Ce modèle a « totalement échoué », a dit la chancelière allemande. Alors que le sentiment de défiance vis-à-vis des musulmans croît dans le pays, les immigrants sont priés de mieux maîtriser l’allemand.

Non vous ne rêvez pas ce discours n’est pas de cette année, où la crise des migrants fait débat, mais de 2010.
La courbe des âges des réfugiés « boat people » dans les années 70 était similaire à celui du pays hôte, l’âge médian des immigrants dans l’UE en 2015 était de 27,5 ans alors que l’âge médian de la population de l’UE était de 42,6 ans. Au 1er janvier 2016, 20,7 millions de citoyens de pays tiers et 35,1 millions de personnes nées en dehors de l’Union vivaient dans l’UE. En chiffres absolus, le plus grand nombre de non-nationaux vivant dans les États membres de l’Union au 1er janvier 2016 se trouvaient en Allemagne (8,7 millions de personnes).
L’analyse de la structure d’âge de la population révèle que, partout dans l’UE, la population étrangère est plus jeune que la population nationale. (Eurostat)

Angela Merkel durcit un peu plus son discours pour faire entendre sa voix dans le débat sur l’immigration qui agite son pays. Ce week-end, la chancelière a simplement et radicalement enterré le modèle d’une Allemagne multiculturelle, où pourraient cohabiter harmonieusement différentes cultures. Cette approche « Multikulti » - « nous vivons côte à côte et nous nous en réjouissons » - a « échoué, totalement échoué », a-t-elle lancé devant le congrès des Jeunesses de sa formation conservatrice.

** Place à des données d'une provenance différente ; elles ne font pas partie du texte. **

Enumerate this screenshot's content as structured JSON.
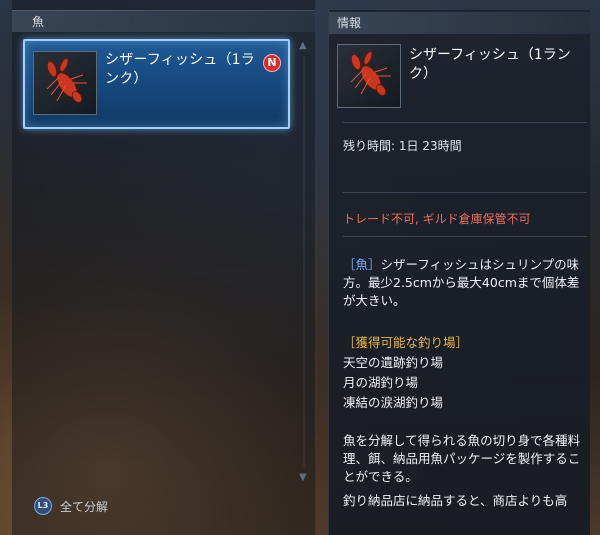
{
  "left_panel": {
    "header": "魚",
    "item": {
      "name": "シザーフィッシュ（1ランク）",
      "badge": "N"
    },
    "decompose": {
      "button": "L3",
      "label": "全て分解"
    }
  },
  "right_panel": {
    "header": "情報",
    "item_name": "シザーフィッシュ（1ランク）",
    "remaining_time": "残り時間: 1日 23時間",
    "restriction": "トレード不可, ギルド倉庫保管不可",
    "description_tag": "［魚］",
    "description": "シザーフィッシュはシュリンプの味方。最少2.5cmから最大40cmまで個体差が大きい。",
    "spots_title": "［獲得可能な釣り場］",
    "spots": [
      "天空の遺跡釣り場",
      "月の湖釣り場",
      "凍結の涙湖釣り場"
    ],
    "usage": "魚を分解して得られる魚の切り身で各種料理、餌、納品用魚パッケージを製作することができる。",
    "usage2": "釣り納品店に納品すると、商店よりも高"
  },
  "colors": {
    "selected_border": "#9fd0ff",
    "restriction": "#f06b5c",
    "tag_blue": "#6fa8ff",
    "tag_gold": "#e9b640"
  },
  "icons": [
    "lobster-icon",
    "new-badge-icon",
    "l3-button-icon",
    "scroll-up-icon",
    "scroll-down-icon"
  ]
}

Pour Angela Merkel, les immigrants doivent s’intégrer et adopter la culture et les valeurs allemandes, comme elle l’avait déjà souhaité à plusieurs reprises ces dernières semaines. « Nous nous sentons liés aux valeurs chrétiennes. Celui qui n’accepte pas cela n’a pas sa place ici », a-t-elle dit. « Subventionner les immigrants » ne suffit pas, l’Allemagne est en droit « d’avoir des exigences » envers eux, a poursuivi la chancelière allemande, par exemple qu’ils maîtrisent l’allemand et qu’il n’y ait plus de mariages forcés.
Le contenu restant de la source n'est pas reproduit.